On September 12th, concerns about DAPL drove local citizens to attend a meeting of the Austin Environmental Justice Team (ATXEJ).
According to the meeting organizers, turnout was about 150% higher than usual, suggesting that DAPL is having a galvanizing effect on activism in Austin (and presumably throughout the country).
The meeting was scheduled to run from 6:30 to 8:30, but it lasted far longer than anticipated because the moderators stuck to an agenda designed for sixteen to eighteen people even though there were more than twice that many in attendance. By the time the icebreaking/introduction activity was over, we were already 20 minutes behind schedule.
Most of the attendees were college-aged, and the event was a hybrid of the typical college workshop and an academic or corporate committee meeting.
There were brief periods of general discussion punctuated by structured group activities. And there were also summaries of reports from subcommittee members on various topics (from the funding of the local police department to the extra fees Austinites must pay to receive electricity generated by solar power).
I don't know anything about how ATXEJ receives its funding, but these folks are getting ripped off if their coffers aren't routinely filled by the sinister agents of corporate social responsibility (CSR)--because it's hard to imagine an intentional greenwashing campaign being more effective at dissipating civic energy than this meeting was.

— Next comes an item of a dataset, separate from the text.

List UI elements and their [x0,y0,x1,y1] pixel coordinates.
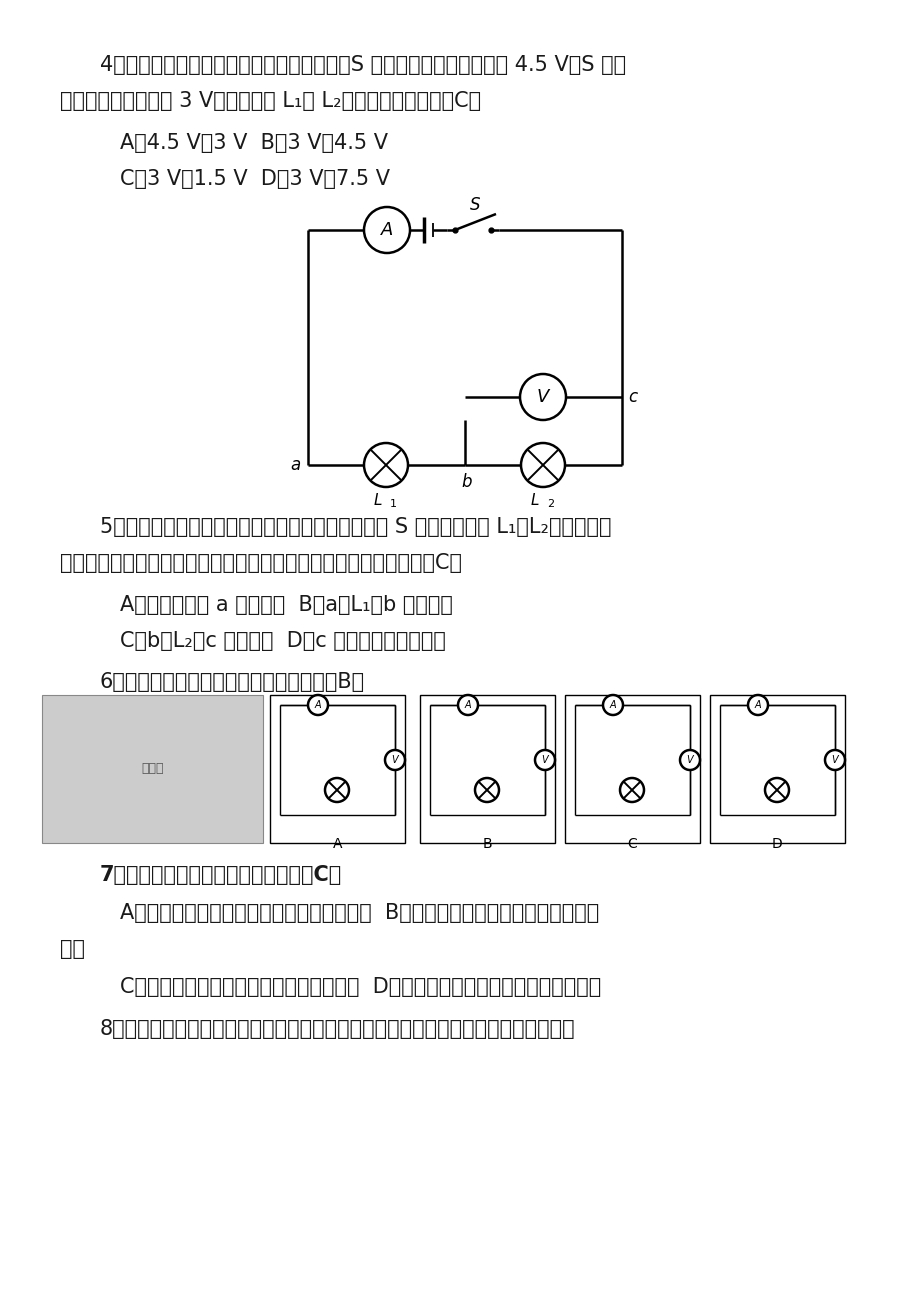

I was one of a group of people who rose to leave at 8:30--partly because that was when the meeting was supposed to end, partly because not one word had yet been said about DAPL (the concern that had brought most of us to the event), and partly because it had become evident, by that point, that ATXEJ takes a neoliberal approach to environmental concerns.
I sensed the neoliberal tendencies in one of the earlier exercises, when roughly one in five people talked about how important it is for activists to listen to communities in order to get anything done--without a single one of these people indicating what they had learned by listening.
Then came the admission (from a leader named Josh) that the community of environmental activists in Austin is so fragmented that it's hard to organize collective action. Lots of people followed up on his remarks to lament that fragmentation, but no suggestions for building coalitions were examined or discussed. Such suggestions were merely "listened to."
My heart sank especially when we heard from Pete, an environmentalist in east Austin (where the population of African-Americans and Latinos is most concentrated). Pete found his way to ATXEJ because he noticed, as a Hispanic living in east Austin, that all the other neighborhoods around town had beautiful parks. Unfortunately, instead of enjoying nicely maintained parks, the people of east Austin have been living with an area called Red Bluff, where garbage and used oil have been illegally dumped for decades.
Pete's premise was perfectly reasonable: All taxpayers in Austin are entitled to decent parks.
But after working with ATXEJ, Pete's perspective seems to have been warped by neoliberalism. He has done a great job of motivating local citizens (and some politicians) to help clean up Red Bluff, but city officials are unwilling to provide the funding that will maintain it--so Pete is currently working with community leaders to figure out how the citizens in the immediate area can raise money on their own to maintain Red Bluff.
This is the lesson that neoliberalism teaches us: Your tax dollars are going to be spent on the elites, so if you want anything for yourself, you'll have to do it on your own.
It's great that Pete tackled the problem of Red Bluff, and it's great that his community is exploring ways to maintain the area. But what isn't great is the persistence of the fundamental injustice underlying the problem (the fact that wealthier, whiter communities throughout Austin will continue to spend tax dollars raised in east Austin on their own parks without supporting Pete's efforts in any way).
So when ATXEJ bills itself as a "safe space," that's probably because it's designed to preserve the privileges associated with the status quo. If you come to ATXEJ with a problem, they'll be happy to suggest ways that you can address the problem--without rocking the boat.
And if you come to them with a solution, such as how to unify the various environmental groups in the city, they'll listen--without doing anything.
This was my first time to attend an ATXEJ meeting, so it's entirely possible that I've formed an incorrect impression of how the organization operates. However, my first impression of ATXEJ is that this is what greenwashing looks like.